Capacity Builidng for Submerged Cultural Resources

NPS Submerged Resources Center (SRC) staff joined Cheikh Anta Diop University (UCAD) staff and post-graduate students in Dakar, Senegal to provide technical assistance at the request of the State Department, UCAD, and other partners for underwater archeological training and capacity building.
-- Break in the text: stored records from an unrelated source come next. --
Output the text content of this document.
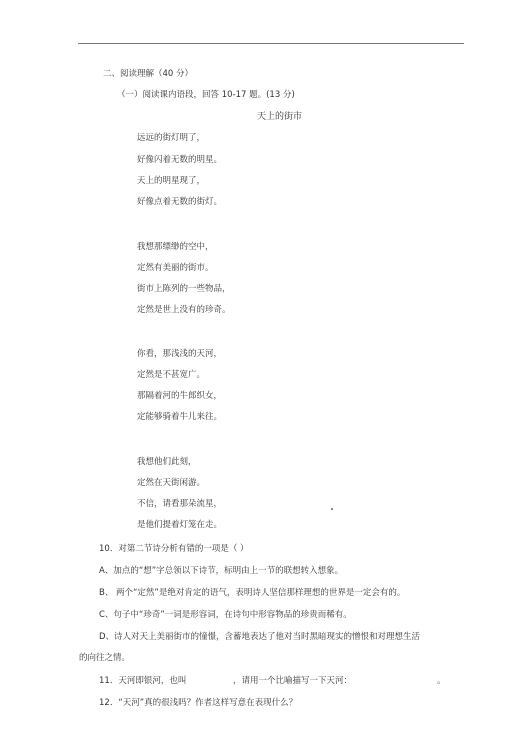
二、阅读理解（40 分）
（一）阅读课内语段，回答 10-17 题。(13 分)
天上的街市
远远的街灯明了，
好像闪着无数的明星。
天上的明星现了，
好像点着无数的街灯。
我想那缥缈的空中，
定然有美丽的街市。
街市上陈列的一些物品，
定然是世上没有的珍奇。
你看，那浅浅的天河，
定然是不甚宽广。
那隔着河的牛郎织女，
定能够骑着牛儿来往。
我想他们此刻，
定然在天街闲游。
不信，请看那朵流星，
是他们提着灯笼在走。
10．对第二节诗分析有错的一项是（ ）
A、加点的“想”字总领以下诗节，标明由上一节的联想转入想象。
B、 两个“定然”是绝对肯定的语气，表明诗人坚信那样理想的世界是一定会有的。
C、句子中“珍奇”一词是形容词，在诗句中形容物品的珍贵而稀有。
D、诗人对天上美丽街市的憧憬，含蓄地表达了他对当时黑暗现实的憎恨和对理想生活
的向往之情。
11．天河即银河，也叫	，请用一个比喻描写一下天河：	。
12．“天河”真的很浅吗？作者这样写意在表现什么？
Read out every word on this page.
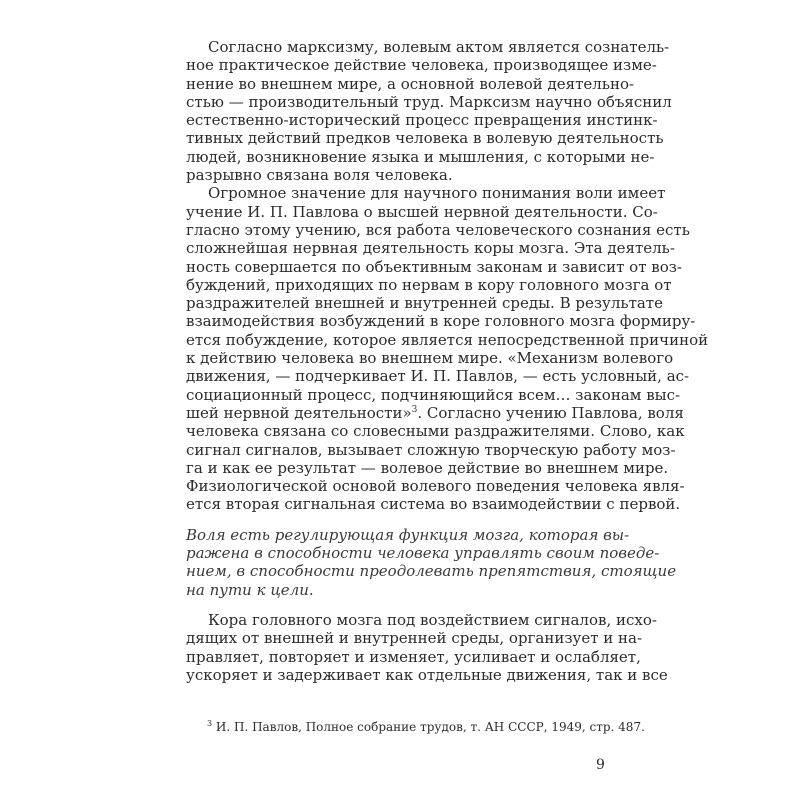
Согласно марксизму, волевым актом является сознатель-
ное практическое действие человека, производящее изме-
нение во внешнем мире, а основной волевой деятельно-
стью — производительный труд. Марксизм научно объяснил
естественно-исторический процесс превращения инстинк-
тивных действий предков человека в волевую деятельность
людей, возникновение языка и мышления, с которыми не-
разрывно связана воля человека.
Огромное значение для научного понимания воли имеет
учение И. П. Павлова о высшей нервной деятельности. Со-
гласно этому учению, вся работа человеческого сознания есть
сложнейшая нервная деятельность коры мозга. Эта деятель-
ность совершается по объективным законам и зависит от воз-
буждений, приходящих по нервам в кору головного мозга от
раздражителей внешней и внутренней среды. В результате
взаимодействия возбуждений в коре головного мозга формиру-
ется побуждение, которое является непосредственной причиной
к действию человека во внешнем мире. «Механизм волевого
движения, — подчеркивает И. П. Павлов, — есть условный, ас-
социационный процесс, подчиняющийся всем… законам выс-
шей нервной деятельности»$^3$. Согласно учению Павлова, воля
человека связана со словесными раздражителями. Слово, как
сигнал сигналов, вызывает сложную творческую работу моз-
га и как ее результат — волевое действие во внешнем мире.
Физиологической основой волевого поведения человека явля-
ется вторая сигнальная система во взаимодействии с первой.
Воля есть регулирующая функция мозга, которая вы-
ражена в способности человека управлять своим поведе-
нием, в способности преодолевать препятствия, стоящие
на пути к цели.
Кора головного мозга под воздействием сигналов, исхо-
дящих от внешней и внутренней среды, организует и на-
правляет, повторяет и изменяет, усиливает и ослабляет,
ускоряет и задерживает как отдельные движения, так и все
$^3$ И. П. Павлов, Полное собрание трудов, т. АН СССР, 1949, стр. 487.
9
This project is part of the larger NPS/State Department/Smithsonian/George Washington University partnership entitled Protecting Slave Related Sites and Antiquities (PSRSA). While in Senegal, SRC staff contributed to ongoing marine remote-sensing survey, site location, and wreck documentation efforts surrounding Goree Island near the capital city of Dakar. However, the primary objective was to further train and better equip the seven UCAD students (who will be Senegal’s first underwater archeologists) to conduct further research and lead the search for submerged cultural heritage without assistance. This ongoing work and training will continue to build the Senegalese capacity and foster the protection, preservation, and study of maritime heritage sites associated with the international slave trade.
U.S. team members receive an overview of Kruger National Park from the Chief Ranger.
Members of the U.S. team receive a briefing from the Chief Ranger of Kruger National Park.

NPS image.

South Africa

NPS Supports Anti-Poaching Workshop at Kruger National Park

U.S. Army chief scientist Stephen Lee organized a workshop in South Africa’s Kruger National Park to highlight US Army and NPS methods to combat poaching. The target audience was mid and senior South Africa National Parks (SANParks) staff along with two rangers from Namibia. NPS & US Army staff also learned about the variety of programs that SANParks employs to alleviate its shortage of rangers in the field, including drones, sound coordinating equipment and canine tactical deployments. Both sides discussed future collaborations to share lessons learned in search and rescue, tactical emergency medical operations, fire management and community involvement.